D'altra parte racconta Azzollini, «ci sono moltissimi studenti cinesi sostenuti da famiglie che credono nell'istruzione come modalità di integrazione e i loro figli sono bravi, soprattutto nelle materie scientifiche, in matematica hanno tutti otto, nove e dieci. Anche le mamme sudamericane ci tengono all'istruzione, non mollano nemmeno davanti agli insuccessi, sono tostissime».
La squadra dei «demotivati» invece è soprattutto nazionale. Sono i ragazzi che abbandonano perché non credono nell'utilità della formazione. «Hanno miti diversi. Sognano facili carriere televisive, anche di basso livello». È forse con loro la sfida più impegnativa. «È più semplice aiutare chi nella scuola ci crede ma non se la può permettere e anche a Milano, oggi, non sono pochi.

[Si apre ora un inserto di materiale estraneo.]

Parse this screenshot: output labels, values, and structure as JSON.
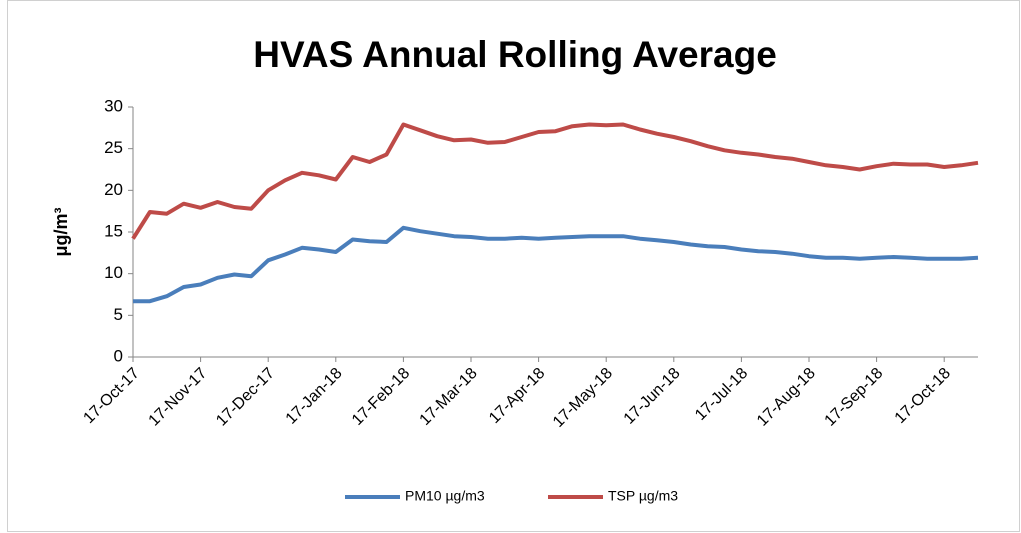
{
  "chart_data": {
    "type": "line",
    "title": "HVAS Annual Rolling Average",
    "y_label": "μg/m³",
    "categories": [
      "17-Oct-17",
      null,
      null,
      null,
      "17-Nov-17",
      null,
      null,
      null,
      "17-Dec-17",
      null,
      null,
      null,
      "17-Jan-18",
      null,
      null,
      null,
      "17-Feb-18",
      null,
      null,
      null,
      "17-Mar-18",
      null,
      null,
      null,
      "17-Apr-18",
      null,
      null,
      null,
      "17-May-18",
      null,
      null,
      null,
      "17-Jun-18",
      null,
      null,
      null,
      "17-Jul-18",
      null,
      null,
      null,
      "17-Aug-18",
      null,
      null,
      null,
      "17-Sep-18",
      null,
      null,
      null,
      "17-Oct-18",
      null,
      null
    ],
    "series": [
      {
        "name": "PM10 µg/m3",
        "color": "#4a7ebb",
        "values": [
          6.7,
          6.7,
          7.3,
          8.4,
          8.7,
          9.5,
          9.9,
          9.7,
          11.6,
          12.3,
          13.1,
          12.9,
          12.6,
          14.1,
          13.9,
          13.8,
          15.5,
          15.1,
          14.8,
          14.5,
          14.4,
          14.2,
          14.2,
          14.3,
          14.2,
          14.3,
          14.4,
          14.5,
          14.5,
          14.5,
          14.2,
          14.0,
          13.8,
          13.5,
          13.3,
          13.2,
          12.9,
          12.7,
          12.6,
          12.4,
          12.1,
          11.9,
          11.9,
          11.8,
          11.9,
          12.0,
          11.9,
          11.8,
          11.8,
          11.8,
          11.9
        ]
      },
      {
        "name": "TSP µg/m3",
        "color": "#be4b48",
        "values": [
          14.2,
          17.4,
          17.2,
          18.4,
          17.9,
          18.6,
          18.0,
          17.8,
          20.0,
          21.2,
          22.1,
          21.8,
          21.3,
          24.0,
          23.4,
          24.3,
          27.9,
          27.2,
          26.5,
          26.0,
          26.1,
          25.7,
          25.8,
          26.4,
          27.0,
          27.1,
          27.7,
          27.9,
          27.8,
          27.9,
          27.3,
          26.8,
          26.4,
          25.9,
          25.3,
          24.8,
          24.5,
          24.3,
          24.0,
          23.8,
          23.4,
          23.0,
          22.8,
          22.5,
          22.9,
          23.2,
          23.1,
          23.1,
          22.8,
          23.0,
          23.3
        ]
      }
    ],
    "ylim": [
      0,
      30
    ],
    "yticks": [
      0,
      5,
      10,
      15,
      20,
      25,
      30
    ],
    "grid": false,
    "legend": "bottom"
  }
}
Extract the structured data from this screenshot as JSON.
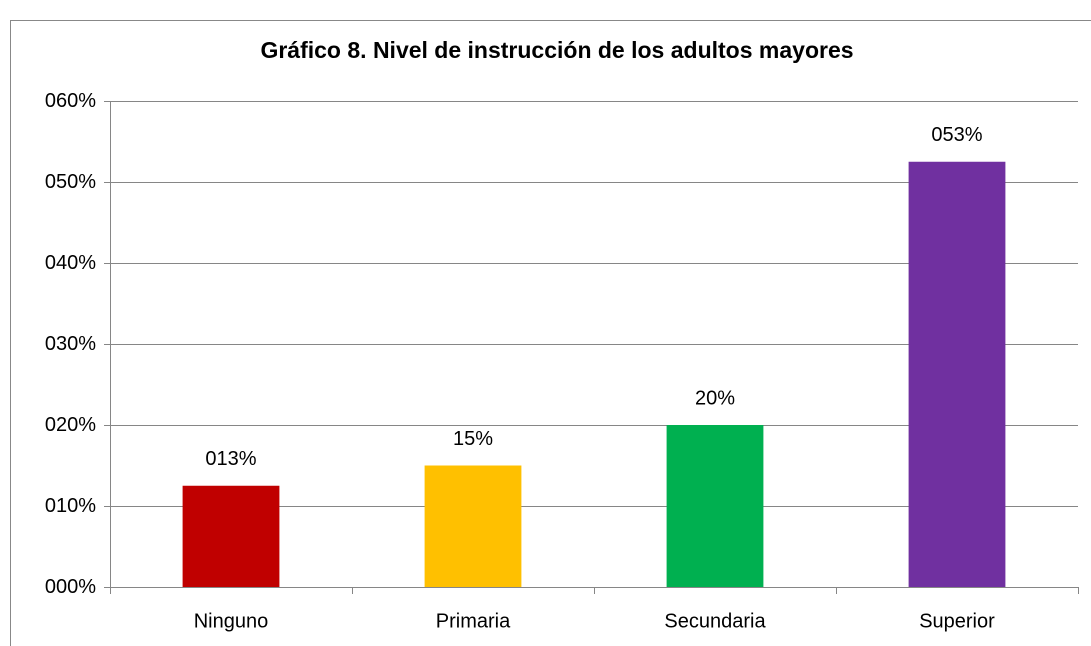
{
  "chart_data": {
    "type": "bar",
    "title": "Gráfico 8. Nivel de instrucción de los adultos mayores",
    "categories": [
      "Ninguno",
      "Primaria",
      "Secundaria",
      "Superior"
    ],
    "values": [
      12.5,
      15,
      20,
      52.5
    ],
    "value_labels": [
      "013%",
      "15%",
      "20%",
      "053%"
    ],
    "colors": [
      "#c00000",
      "#ffc000",
      "#00b050",
      "#7030a0"
    ],
    "ylim": [
      0,
      60
    ],
    "yticks": [
      {
        "value": 0,
        "label": "000%"
      },
      {
        "value": 10,
        "label": "010%"
      },
      {
        "value": 20,
        "label": "020%"
      },
      {
        "value": 30,
        "label": "030%"
      },
      {
        "value": 40,
        "label": "040%"
      },
      {
        "value": 50,
        "label": "050%"
      },
      {
        "value": 60,
        "label": "060%"
      }
    ],
    "grid": true
  }
}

Per l'alberghiero, ad esempio, per cominciare bisogna comprare libri e divise e se hai più figli e sei senza lavoro non ci arrivi». Contro la dispersione servono anche progetti per tagliare le spese. «Quella per i testi l'abbiamo dimezzata — dice orgoglioso il preside —. Li autoproduciamo. Abbiamo aderito a "Book in progress": ci siamo messi in rete con altre scuole in tutto il Paese. Possiamo fornire per cinque euro un libro da trenta». E poi. «E poi siamo qui. A scuola. Pronti a studiare per ognuno dei nostri ragazzi una strada percorribile, perché arrivino lontano».